Isla is conducting her masters thesis with Dr. Carolyn Emery. Her project is an evaluation of how a neuromuscular training warm-up affects injury and concussion incidence in high school girls rugby.
Rugby is a fast-growing sport in Canada. Individual’s get their first exposure in high school, which delays the acquisition of fundamental skills to be successful at the sport, such as tackling. Currently, there is minimal research on female, youth rugby player in the literature.
Female high school rugby players from Calgary, AB were tracked in the 2018 and 2019 baseline, or pre-intervention, years for injuries and concussions. Injuries were verified by a certified athletic therapist if they met the injury definition for the greater parent project (SHRed-Surveillance in High Schools to Reduce Injury and Concussion though Prevention and Management). These definitions included an all-complaints, medical-attention and time-loss definition. Injuries were tracked through on online weekly Oslo Sport Trauma questionnaire. If a concussion occurred to a study participant, the participant was then referred to a sports medicine doctor for follow-up and return-to-play protocols.

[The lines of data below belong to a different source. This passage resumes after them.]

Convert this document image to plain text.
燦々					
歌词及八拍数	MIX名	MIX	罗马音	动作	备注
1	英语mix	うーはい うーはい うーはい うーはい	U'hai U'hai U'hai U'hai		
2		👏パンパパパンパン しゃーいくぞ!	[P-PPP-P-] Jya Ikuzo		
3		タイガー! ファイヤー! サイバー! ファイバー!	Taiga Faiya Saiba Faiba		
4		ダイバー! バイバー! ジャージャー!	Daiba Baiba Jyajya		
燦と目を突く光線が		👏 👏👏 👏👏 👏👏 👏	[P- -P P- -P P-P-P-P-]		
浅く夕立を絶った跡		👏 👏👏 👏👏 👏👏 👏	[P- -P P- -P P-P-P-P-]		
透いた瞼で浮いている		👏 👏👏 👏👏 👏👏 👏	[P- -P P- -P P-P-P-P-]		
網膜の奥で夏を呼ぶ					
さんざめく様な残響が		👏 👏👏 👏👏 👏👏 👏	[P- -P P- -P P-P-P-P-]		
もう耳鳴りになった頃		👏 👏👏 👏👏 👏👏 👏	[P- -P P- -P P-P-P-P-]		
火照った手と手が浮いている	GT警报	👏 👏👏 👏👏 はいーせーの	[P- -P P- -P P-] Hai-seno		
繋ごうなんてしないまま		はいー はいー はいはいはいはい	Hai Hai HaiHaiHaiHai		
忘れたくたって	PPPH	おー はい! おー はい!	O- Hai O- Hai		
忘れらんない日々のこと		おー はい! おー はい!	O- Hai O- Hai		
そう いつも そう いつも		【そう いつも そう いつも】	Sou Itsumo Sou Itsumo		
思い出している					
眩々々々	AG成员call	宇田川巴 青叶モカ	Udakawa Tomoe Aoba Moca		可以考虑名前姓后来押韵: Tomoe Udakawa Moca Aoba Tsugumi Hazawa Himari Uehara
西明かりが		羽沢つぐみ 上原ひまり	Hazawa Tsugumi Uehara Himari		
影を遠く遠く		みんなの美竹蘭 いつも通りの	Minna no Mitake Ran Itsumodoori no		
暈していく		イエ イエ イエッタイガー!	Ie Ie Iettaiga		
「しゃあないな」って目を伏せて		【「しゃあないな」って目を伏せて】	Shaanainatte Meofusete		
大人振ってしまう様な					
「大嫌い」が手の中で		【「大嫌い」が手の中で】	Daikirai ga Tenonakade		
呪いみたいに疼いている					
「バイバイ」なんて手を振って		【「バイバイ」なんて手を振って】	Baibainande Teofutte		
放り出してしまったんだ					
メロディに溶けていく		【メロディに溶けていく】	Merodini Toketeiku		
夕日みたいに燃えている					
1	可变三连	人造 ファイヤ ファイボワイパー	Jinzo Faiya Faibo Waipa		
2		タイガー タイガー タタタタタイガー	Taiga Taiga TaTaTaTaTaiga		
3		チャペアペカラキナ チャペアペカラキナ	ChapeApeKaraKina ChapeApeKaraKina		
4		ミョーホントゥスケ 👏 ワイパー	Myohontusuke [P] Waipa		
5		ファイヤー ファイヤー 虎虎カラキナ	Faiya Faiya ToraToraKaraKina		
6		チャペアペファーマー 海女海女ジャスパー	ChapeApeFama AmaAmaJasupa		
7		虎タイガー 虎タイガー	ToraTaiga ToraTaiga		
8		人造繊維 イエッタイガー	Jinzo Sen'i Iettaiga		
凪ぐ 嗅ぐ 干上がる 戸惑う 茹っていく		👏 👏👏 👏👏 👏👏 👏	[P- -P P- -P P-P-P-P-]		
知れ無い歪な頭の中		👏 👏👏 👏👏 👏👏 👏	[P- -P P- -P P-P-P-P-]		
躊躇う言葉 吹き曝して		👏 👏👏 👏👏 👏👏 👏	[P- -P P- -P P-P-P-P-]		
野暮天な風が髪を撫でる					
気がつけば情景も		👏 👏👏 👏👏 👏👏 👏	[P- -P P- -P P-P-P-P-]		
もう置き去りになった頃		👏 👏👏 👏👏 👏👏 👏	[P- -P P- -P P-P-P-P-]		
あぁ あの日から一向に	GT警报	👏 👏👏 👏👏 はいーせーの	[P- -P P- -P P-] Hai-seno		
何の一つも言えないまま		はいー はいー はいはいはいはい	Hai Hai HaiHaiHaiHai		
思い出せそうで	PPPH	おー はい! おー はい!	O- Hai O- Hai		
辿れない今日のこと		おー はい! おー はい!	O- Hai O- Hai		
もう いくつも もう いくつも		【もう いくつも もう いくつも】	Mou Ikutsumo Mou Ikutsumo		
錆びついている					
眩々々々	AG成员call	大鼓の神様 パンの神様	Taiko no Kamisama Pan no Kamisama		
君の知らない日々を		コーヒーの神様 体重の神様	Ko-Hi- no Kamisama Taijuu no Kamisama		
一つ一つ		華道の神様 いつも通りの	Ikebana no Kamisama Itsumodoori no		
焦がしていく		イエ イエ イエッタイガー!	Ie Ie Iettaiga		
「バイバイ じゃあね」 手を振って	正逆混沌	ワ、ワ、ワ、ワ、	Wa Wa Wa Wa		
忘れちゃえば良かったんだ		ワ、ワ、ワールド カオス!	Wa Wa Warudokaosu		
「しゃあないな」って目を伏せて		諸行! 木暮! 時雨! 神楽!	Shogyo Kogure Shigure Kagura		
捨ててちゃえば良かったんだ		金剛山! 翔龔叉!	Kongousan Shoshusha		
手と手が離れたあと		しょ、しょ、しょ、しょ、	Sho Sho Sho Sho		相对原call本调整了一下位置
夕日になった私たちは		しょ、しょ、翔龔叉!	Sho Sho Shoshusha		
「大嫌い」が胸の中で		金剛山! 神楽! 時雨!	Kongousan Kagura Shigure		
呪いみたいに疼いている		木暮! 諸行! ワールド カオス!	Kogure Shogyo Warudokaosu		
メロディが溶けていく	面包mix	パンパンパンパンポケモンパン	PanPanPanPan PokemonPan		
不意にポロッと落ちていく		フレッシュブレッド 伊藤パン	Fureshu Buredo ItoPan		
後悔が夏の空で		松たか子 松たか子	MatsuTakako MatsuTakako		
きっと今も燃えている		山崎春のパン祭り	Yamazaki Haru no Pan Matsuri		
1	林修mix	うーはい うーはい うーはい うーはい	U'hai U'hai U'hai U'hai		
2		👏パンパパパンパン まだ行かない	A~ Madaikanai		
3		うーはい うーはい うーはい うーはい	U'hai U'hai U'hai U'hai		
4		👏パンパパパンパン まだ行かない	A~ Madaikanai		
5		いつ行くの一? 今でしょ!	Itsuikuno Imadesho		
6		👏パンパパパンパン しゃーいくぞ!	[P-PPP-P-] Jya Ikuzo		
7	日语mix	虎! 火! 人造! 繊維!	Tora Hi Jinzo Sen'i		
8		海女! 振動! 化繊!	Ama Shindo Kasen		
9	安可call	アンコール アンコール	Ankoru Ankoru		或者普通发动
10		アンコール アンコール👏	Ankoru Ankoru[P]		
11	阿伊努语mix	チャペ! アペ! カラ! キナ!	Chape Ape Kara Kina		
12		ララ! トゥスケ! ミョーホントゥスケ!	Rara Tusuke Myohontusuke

For the third year of the study, a neuromuscular training warm-up will be delivered via workshop to high school coaches in the study. Over the season, injuries and exposure will be tracked again, but the use of the warm-up will be tracked through number of times per week it is completed and which exercises were used. At the beginning of each season, a pre-season baseline questionnaire and a SCAT test are administered for participant injury and athletic history and a baseline SCAT score. Analysis will be done to compare injury and concussion incidence pre and post warm-up intervention. This project falls under the larger NFL project in the Sport Injury Prevention Research Centre at U of C.
Isla is also the Team Lead for the SHRed Injuries: Preventing Injuries and their Consequences in Youth Sport and Recreation project.